The system that emerged had several key pieces. Every member country would fix its currency to the US dollar at a specified rate. The dollar, in turn, was fixed to gold at $35 an ounce. Central banks of other countries could, in principle, redeem their dollars for gold at that rate. Exchange rates could be changed in cases of fundamental disequilibrium, but only with approval from the new International Monetary Fund. The Fund itself was a pool of currencies that countries in short-term trouble could borrow from, conditional on reforms.
03What broke, what survived
The Bretton Woods system did broadly what it was designed to do. Between 1945 and 1971, world trade grew dramatically, exchange rates were relatively stable, and the industrialized world enjoyed one of the strongest growth periods in its history. Western Europe rebuilt. Japan rebuilt. The system was not uncontroversial — there were repeated currency crises, devaluations, and complaints about US dominance — but compared to the 1930s, it was a working order.
The flaw in the system became visible slowly. As the US economy grew more intertwined with the rest of the world, more dollars flowed out of the country to finance imports and overseas investment. Foreign central banks accumulated dollars at an ever-faster rate. By the late 1960s, the dollars held abroad exceeded the US gold stock by a wide margin. If all of them had been presented for redemption at $35 an ounce, the US would have run out of gold immediately. This tension had a name — the Triffin dilemma, after the economist Robert Triffin, who pointed out that the reserve-currency country had to run persistent deficits to supply the world with dollars, which eventually undermined confidence in the dollar itself.

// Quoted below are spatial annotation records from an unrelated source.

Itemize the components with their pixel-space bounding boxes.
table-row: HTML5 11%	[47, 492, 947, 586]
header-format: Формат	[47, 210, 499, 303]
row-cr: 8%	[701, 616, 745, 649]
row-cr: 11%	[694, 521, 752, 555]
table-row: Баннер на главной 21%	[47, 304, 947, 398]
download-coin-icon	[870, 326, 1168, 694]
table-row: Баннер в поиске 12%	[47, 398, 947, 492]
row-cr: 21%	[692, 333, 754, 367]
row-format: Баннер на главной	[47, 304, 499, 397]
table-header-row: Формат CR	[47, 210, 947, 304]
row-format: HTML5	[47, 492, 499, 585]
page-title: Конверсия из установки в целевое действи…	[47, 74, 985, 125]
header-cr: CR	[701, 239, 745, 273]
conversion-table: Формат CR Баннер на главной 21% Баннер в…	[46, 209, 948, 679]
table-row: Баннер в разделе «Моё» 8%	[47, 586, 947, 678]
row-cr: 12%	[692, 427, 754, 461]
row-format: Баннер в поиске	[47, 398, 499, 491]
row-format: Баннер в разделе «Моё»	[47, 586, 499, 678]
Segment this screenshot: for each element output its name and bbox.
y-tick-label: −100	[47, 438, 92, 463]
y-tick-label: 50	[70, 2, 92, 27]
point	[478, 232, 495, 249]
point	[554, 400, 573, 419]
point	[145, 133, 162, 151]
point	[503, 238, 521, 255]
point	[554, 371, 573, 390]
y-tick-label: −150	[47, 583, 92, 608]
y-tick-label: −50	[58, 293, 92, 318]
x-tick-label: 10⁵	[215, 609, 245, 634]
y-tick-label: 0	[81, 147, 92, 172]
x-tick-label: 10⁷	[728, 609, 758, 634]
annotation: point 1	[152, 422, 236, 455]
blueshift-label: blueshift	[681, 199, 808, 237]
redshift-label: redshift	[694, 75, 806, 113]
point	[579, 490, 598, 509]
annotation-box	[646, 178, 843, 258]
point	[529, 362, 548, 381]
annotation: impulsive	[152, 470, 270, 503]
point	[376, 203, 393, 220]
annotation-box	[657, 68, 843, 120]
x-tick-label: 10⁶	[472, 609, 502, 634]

04Multilateral form, hegemonic substance
One of the odd features of Bretton Woods is how hierarchical it was. It looked multilateral on paper — 44 countries, weeks of conference sessions, committee votes on technical details — but the decisions that mattered had been made by two men in advance, and one of them was negotiating from a position of decisive advantage. The conference was a way to get the rest of the world to legitimize an agreement that was going to happen regardless.
This pattern — multilateral form, hegemonic substance — has become a standard way to describe the postwar international order. The United States built institutions that were genuinely international, with rules that often constrained American behavior at the margins. But on the questions that really mattered, those institutions reflected American preferences. The IMF was headquartered in Washington. The dollar was the reserve currency. American policymakers set the agenda for decades.
05Conclusion
Over three weeks in July 1944, 44 countries met at a resort in New Hampshire and signed off on a blueprint that two men had mostly written in advance. The blueprint held for 27 years, then broke, then kept running in modified form through its institutions. The world economy we live in today is a direct descendant of that conference — more directly than almost any other single event of the 20th century.